EU-Gipfel setzt klare Signale: Ukraine-Hilfe und Wettbewerbsfähigkeit im Fokus
Ella WagnerEU-Gipfel setzt klare Signale: Ukraine-Hilfe und Wettbewerbsfähigkeit im Fokus
Die Staats- und Regierungschefs der EU trafen sich, um zentrale Herausforderungen des Blocks zu erörtern – mit dem Ukraine-Krieg und der wirtschaftlichen Wettbewerbsfähigkeit als Schwerpunkte der Tagesordnung. Der Gipfel bereitete zudem die Grundlage für künftige Debatten über die EU-Erweiterung und die Finanzplanung.
Im Mittelpunkt stand die Lage in der Ukraine, nachdem Präsident Wolodymyr Selenskyj die europäischen Spitzenpolitiker über die militärischen Entwicklungen informierte. Die EU bekräftigte ihre Haltung und stellte sich erneut uneingeschränkt an die Seite der Ukraine im Konflikt gegen Russland.
Die Mitgliedstaaten setzten sich vorrangig dafür ein, die Wettbewerbsfähigkeit der EU zu stärken, indem Bürokratie für Unternehmen und Bürger abgebaut wird. Zudem einigte man sich darauf, die Union besser vor unfairem Handelspraktiken zu schützen – insbesondere aus Regionen wie China. Die Europäische Kommission erhielt zwei klare Aufträge: Sie soll die Interessen der EU in Handelsgesprächen vehement vertreten und die Handelsverteidigungsmaßnahmen verschärfen.
In finanzieller Hinsicht lehnten Deutschland und andere Nettozahler den aktuellen Vorschlag der Kommission für den mehrjährigen Finanzrahmen (MFR) ab, da dieser gemeinsame EU-Schulden vorsieht. Friedrich Merz unterstützte diese Position und wies das bestehende Konzept zurück. Unterdessen wird die anstehende irische Ratspräsidentschaft einen nachhaltigeren, schlankeren MFR vorlegen, der für alle Mitgliedstaaten akzeptabel ist. Die Kommission wird zudem vor jedem EU-Gipfel Fortschrittsberichte vorlegen, um die Umsetzung der Reformen zu überwachen.
Für Oktober ist eine vertiefte Diskussion des Europäischen Rates zur EU-Erweiterung geplant, mit besonderem Fokus auf den Westbalkan.

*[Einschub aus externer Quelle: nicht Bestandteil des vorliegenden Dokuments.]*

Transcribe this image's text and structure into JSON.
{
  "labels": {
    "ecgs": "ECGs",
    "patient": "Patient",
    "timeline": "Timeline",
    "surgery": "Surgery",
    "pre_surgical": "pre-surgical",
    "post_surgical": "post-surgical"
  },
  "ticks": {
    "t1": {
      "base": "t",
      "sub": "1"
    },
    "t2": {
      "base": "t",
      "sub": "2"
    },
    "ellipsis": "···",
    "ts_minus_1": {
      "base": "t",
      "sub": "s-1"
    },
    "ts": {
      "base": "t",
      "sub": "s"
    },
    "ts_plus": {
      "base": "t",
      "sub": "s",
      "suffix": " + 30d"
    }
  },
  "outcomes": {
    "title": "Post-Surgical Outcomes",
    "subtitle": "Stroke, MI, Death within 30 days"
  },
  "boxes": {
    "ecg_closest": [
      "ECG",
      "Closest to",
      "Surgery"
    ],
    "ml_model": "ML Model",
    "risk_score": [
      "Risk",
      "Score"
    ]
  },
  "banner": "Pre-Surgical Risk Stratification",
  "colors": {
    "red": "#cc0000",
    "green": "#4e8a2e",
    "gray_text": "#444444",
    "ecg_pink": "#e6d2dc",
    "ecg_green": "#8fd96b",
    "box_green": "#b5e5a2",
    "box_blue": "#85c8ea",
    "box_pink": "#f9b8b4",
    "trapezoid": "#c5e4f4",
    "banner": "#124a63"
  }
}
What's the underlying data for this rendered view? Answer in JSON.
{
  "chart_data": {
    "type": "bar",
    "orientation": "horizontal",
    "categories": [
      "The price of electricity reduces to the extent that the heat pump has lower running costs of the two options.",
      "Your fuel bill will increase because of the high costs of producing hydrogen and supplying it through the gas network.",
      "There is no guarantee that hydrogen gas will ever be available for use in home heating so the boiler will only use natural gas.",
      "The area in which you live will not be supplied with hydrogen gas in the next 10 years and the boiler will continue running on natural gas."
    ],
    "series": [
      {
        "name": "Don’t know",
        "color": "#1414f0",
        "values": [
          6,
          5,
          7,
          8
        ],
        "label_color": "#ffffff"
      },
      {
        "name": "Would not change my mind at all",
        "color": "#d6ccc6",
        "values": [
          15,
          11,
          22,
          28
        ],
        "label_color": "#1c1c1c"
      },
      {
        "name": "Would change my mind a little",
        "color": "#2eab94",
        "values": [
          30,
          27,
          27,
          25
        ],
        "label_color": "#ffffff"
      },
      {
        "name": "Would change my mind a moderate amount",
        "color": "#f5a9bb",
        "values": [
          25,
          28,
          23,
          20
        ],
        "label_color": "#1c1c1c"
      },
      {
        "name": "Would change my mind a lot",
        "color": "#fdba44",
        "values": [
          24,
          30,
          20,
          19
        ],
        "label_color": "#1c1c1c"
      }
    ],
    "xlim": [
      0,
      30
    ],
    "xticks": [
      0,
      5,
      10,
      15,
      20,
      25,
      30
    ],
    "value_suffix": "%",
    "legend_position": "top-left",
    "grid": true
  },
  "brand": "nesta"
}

Der Gipfel unterstrich das Engagement der EU, die Ukraine zu unterstützen und ihre wirtschaftliche Position zu festigen. Künftige Beratungen werden sich mit den Finanzrahmen und der Erweiterung befassen, wobei für Handel und Wettbewerbsfähigkeit bereits konkrete Schritte festgelegt wurden.